MRes Technology can be studied either full time (1-year) or part time (2-years), with start dates in September and January each year. You will develop a wide variety of skills, experience and competence on this course, and the MRes will provide a thorough grounding for students moving towards Doctoral (PhD) studies, or pursuing research related activities as a career.
The course is taught within the Faculty of Technology and many of the projects listed on this page are linked to research that is undertaken in our School of Mathematics and Physics. If you'd like to propose your own idea for a research project in the fields of mathematics or technology, email Dr Alexei Nesteruk or Marianna Cerrasuolo to discuss feasibility and potential supervisors.
Supervisor: Dr Alexei Nesteruk
Higher dimensional physics can be confusing as it is full of many strange sounding ideas. The Universe we live in is considered to be four dimensional, with three spatial dimensions and one temporal dimension.
Although there are various ideas such as string theory which claim you can unify the fundamental forces in physics with manifolds in higher dimensions known as strings, as of 2016 research has not found a way to physically interact with them, so they are beyond the scope of this project. This project involves the theoretical construction and modelling of a Universe where the number of spatial dimensions has been changed from three to four, while leaving the number of temporal dimensions as one.
Having an extra spatial dimension will change the way physical objects are able to interact with each other.
How mathematics can help understand the correlation between urinary microbiota and tumour progression in TRAMP mice
Supervisor: Dr Marianna Cerrasuolo
In the last few years mathematics has been extensively used to tackle biological problems.
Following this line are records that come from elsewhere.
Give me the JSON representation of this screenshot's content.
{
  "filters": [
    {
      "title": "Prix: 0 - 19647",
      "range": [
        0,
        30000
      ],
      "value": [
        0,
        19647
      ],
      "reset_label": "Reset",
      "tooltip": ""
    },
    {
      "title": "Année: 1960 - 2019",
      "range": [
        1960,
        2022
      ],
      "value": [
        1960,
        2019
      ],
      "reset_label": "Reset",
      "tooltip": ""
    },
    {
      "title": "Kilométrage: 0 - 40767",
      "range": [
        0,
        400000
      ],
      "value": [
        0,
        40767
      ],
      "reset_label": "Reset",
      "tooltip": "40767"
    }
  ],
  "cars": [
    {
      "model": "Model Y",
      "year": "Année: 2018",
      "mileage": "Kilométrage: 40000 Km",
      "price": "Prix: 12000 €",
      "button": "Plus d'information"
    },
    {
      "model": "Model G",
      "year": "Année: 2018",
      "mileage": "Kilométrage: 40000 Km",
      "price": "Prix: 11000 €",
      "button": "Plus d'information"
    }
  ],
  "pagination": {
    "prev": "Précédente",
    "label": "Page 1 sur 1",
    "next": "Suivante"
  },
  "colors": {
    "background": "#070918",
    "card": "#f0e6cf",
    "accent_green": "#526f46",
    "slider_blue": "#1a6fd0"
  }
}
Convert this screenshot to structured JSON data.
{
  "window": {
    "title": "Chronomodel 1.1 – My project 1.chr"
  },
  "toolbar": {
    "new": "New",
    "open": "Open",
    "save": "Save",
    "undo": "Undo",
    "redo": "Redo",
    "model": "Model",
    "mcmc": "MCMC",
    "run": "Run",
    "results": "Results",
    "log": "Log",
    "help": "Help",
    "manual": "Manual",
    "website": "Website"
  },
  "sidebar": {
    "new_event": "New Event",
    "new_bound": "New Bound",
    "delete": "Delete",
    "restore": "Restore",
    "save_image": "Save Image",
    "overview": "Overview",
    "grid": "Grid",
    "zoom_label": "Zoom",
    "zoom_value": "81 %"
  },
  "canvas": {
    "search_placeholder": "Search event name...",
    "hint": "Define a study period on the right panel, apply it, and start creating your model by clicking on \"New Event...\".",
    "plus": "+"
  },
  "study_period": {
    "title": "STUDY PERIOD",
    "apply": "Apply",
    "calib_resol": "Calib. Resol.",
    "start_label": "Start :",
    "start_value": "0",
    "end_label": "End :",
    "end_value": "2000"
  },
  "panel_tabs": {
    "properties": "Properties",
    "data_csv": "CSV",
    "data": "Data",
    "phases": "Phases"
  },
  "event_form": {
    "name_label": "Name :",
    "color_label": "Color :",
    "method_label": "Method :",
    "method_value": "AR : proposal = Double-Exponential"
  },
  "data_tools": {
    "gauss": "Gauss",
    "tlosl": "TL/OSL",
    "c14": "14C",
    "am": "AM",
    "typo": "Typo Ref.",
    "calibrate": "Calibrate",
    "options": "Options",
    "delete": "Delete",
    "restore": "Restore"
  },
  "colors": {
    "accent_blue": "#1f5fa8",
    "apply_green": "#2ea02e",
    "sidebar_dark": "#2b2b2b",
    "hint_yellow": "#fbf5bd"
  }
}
The increasing success of mathematical oncology represent a clear example of the contribution that mathematics can give to the other sciences. Within this MRes project we are going to develop and analyse mathematical models to explore the correlation between the urinary microbiota in TRAMP mice and cancer progression. Experimental data will be statistically analysed to identify the interaction network. The results obtained with the statistical analysis will be incorporated within a differential equation framework. By performing a qualitative study of the mathematical model, sensitivity analysis of the parameters and numerical simulations, it will be possible to identify which parameters mostly affect the tumour-microbiota interaction. The mathematical study will provide novel insights into tumour-related processes associated with urinary microbiota, which would be otherwise impossible to identify, and will support the design of new optimal treatment regimes.
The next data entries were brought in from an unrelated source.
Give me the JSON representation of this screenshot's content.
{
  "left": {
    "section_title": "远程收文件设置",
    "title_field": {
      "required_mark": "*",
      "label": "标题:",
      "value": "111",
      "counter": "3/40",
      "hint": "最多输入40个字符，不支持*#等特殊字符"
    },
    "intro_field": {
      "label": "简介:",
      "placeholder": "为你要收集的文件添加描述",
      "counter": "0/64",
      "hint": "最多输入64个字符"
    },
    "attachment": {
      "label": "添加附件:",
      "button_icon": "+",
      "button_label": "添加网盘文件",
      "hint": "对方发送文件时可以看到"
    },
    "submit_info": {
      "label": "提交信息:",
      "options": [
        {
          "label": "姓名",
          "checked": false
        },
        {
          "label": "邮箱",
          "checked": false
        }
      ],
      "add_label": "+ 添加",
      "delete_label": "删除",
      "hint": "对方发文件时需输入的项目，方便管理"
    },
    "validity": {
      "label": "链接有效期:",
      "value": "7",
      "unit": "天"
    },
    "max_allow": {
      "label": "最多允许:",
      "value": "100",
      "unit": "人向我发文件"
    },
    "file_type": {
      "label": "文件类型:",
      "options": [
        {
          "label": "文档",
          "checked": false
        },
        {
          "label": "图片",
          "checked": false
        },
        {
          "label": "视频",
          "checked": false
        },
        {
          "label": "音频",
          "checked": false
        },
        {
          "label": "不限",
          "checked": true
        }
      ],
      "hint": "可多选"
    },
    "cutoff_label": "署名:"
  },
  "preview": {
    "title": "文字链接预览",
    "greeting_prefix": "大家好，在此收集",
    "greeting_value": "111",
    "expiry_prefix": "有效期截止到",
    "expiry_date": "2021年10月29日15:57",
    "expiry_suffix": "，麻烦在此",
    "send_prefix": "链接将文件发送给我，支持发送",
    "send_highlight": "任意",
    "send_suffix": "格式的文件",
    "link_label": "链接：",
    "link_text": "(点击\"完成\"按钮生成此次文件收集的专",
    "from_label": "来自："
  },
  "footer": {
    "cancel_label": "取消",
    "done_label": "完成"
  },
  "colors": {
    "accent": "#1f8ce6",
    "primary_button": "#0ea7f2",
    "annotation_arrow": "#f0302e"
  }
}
Supervisor: Dr Marianna Cerrasuolo
In epidemiology, there is a broad use of optimal control problems to minimize the number of infections and cost of efforts in controlling disease. Comparative cost-effectiveness analysis – which shows how the cost-benefit of intervention is affected by changes in the variation of model parameters – is also widely performed to assess the most appropriate strategy to eliminate diseases with minimum costs.
In continuous dynamical systems, a classical approach to solving the optimal control problem makes use of Pontryagin's maximum principle. In the case of delayed differential equations, the use of such principles is subject to limitations. Within this project, we are going to solve an optimal control problem applied to a delayed system describing the interaction between plants and viruses. Costs associated either with use of insecticide or with the use of allelopathy (mixed crops) or a combination of both will be analysed.